When containers become a nightmare

Containers, certainly containers running on public clouds, are really old hat by now. These self-contained, lightweight software packages come with their own runtime environment and are relocatable from platform to platform, typically without significant changes to code. Containers include an application as well as its dependencies, such as libraries, other binaries, and configuration files needed to run them.

Containers are one of the most popular application development approaches, also supporting the “wrapping” of applications existing within containers, but there are flaws and vulnerabilities that are systemic to containers. This has made using them one of the scarier things for cloud security specialists and a preferred attack vector for wrongdoers.

[ Also on InfoWorld: No one wants to manage Kubernetes anymore ]

The core issue is that any exposures can easily include the other systems, applications, and data that are connected to the containers. Furthermore, defects in these components may provide an attacker with the ability to gain control of a system and any sensitive data that the system may have access to. This is when bad things happen.

What are the best approaches for detecting container vulnerabilities? More importantly, what can be done to minimize disruption to those who have to build using containers?

The answers are really in two parts: Scan for vulnerabilities and build to avoid vulnerabilities.

Scanning is the most common approach, considering that it’s part of a CI/CD (continuous integration and continuous delivery) pipeline. Scanning looks for security issues when the code is created, tested, reviewed, and deployed, as well as during operations. Automated scanning processes can spot vulnerabilities and, in some cases, automatically correct them without any developer interaction.
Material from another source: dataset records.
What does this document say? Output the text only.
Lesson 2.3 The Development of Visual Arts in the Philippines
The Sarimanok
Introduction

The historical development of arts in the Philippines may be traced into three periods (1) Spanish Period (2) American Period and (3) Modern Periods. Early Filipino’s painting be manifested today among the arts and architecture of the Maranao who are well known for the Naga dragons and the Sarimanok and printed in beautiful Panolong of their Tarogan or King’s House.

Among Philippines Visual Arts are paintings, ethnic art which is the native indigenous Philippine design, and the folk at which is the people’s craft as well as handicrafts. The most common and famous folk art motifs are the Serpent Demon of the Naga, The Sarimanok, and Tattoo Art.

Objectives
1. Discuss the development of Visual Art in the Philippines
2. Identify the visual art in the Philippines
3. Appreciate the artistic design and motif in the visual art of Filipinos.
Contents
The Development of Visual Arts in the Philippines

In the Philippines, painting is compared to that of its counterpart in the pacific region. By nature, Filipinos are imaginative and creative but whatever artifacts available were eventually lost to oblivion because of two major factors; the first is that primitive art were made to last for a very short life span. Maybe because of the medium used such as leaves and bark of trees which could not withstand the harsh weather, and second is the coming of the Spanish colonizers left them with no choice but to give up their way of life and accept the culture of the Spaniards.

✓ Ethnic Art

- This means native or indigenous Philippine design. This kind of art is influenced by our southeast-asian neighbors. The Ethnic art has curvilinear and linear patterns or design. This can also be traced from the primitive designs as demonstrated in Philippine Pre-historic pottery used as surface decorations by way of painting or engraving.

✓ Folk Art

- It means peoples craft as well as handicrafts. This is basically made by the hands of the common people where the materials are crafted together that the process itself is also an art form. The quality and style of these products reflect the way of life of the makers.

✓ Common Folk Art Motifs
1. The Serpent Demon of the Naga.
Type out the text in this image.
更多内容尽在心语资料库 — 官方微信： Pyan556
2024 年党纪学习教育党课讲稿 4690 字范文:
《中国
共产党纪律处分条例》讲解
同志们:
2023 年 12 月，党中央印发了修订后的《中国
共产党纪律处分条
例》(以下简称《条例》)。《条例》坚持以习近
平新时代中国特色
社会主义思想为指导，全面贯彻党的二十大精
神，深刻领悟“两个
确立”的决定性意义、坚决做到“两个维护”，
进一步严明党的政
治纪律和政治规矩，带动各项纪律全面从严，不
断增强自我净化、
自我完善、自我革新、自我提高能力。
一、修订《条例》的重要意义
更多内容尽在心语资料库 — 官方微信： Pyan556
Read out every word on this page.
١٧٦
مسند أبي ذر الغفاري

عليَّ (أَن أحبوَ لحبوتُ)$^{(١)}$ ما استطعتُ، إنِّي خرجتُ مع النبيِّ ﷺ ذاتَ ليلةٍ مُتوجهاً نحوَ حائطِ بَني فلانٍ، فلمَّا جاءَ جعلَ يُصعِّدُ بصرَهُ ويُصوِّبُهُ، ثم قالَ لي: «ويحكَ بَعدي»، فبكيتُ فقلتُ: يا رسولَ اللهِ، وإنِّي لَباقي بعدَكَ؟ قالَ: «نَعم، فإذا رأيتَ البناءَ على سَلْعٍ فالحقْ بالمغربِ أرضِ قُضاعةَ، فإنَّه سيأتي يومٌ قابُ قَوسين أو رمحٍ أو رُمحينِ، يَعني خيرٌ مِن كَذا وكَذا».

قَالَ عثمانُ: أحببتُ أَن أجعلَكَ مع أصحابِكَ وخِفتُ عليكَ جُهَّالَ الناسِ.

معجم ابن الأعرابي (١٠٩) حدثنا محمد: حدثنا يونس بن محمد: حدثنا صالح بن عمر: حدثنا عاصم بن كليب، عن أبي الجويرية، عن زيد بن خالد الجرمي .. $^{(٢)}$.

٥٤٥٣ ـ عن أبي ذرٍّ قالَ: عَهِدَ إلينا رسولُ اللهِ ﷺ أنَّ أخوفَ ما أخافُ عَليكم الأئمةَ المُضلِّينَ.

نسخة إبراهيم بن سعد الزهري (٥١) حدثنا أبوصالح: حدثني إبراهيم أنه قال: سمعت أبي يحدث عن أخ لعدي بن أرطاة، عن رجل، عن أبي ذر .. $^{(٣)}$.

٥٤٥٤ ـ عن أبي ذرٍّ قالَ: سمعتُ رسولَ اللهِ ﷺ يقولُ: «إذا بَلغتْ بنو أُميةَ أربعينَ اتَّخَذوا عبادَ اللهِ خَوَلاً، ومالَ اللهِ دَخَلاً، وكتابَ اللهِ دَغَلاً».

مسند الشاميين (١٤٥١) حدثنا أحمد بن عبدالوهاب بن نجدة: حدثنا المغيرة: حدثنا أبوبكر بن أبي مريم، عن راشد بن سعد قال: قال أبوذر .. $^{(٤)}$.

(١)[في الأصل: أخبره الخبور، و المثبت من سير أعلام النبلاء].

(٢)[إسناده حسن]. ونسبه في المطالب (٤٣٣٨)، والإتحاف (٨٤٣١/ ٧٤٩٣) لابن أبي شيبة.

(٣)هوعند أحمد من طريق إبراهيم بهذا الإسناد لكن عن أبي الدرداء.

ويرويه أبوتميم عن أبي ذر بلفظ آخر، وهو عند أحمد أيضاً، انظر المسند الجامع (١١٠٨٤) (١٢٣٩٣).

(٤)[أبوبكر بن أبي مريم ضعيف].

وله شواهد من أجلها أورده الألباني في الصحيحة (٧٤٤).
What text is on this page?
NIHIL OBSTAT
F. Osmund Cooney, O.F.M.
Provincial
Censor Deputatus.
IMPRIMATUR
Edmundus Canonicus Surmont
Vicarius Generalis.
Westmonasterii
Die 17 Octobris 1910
Registry scanning, or culling through a collection of repositories, looks over many container images at once. These become running containers when they are instantiated from the registry to a production system, whether in the cloud or not.

Runtime environment scanning is another method, which is all about scanning executing containers for security issues.

Your best bet is to leverage as many types of vulnerability scanning as you can and thus remove some (but not all) of the risk in building and deploying container-based applications.

Building to avoid vulnerabilities is often a matter of using common sense—considering vulnerabilities that can be introduced by doing dumb things, such as using base images from untrusted sources. Other issues would be leveraging tools that have been vetted by a security audit, only using code that has a known legacy, and providing special training for developers in terms of making the right choices when building for secure containers.   

Pick the right tools for scanning, and overdo scanning of containers being built, tested, staged, and deployed. Checking each stage for security issues really does not slow things down, and it just lowers risk.

This is not rocket science. You’re leveraging tools that are already around and proven. That said, many container developers are not using some of the most basic security tools and approaches. Given how dependent on containers most IT shops moving to the cloud are, we’re going to need to fix that.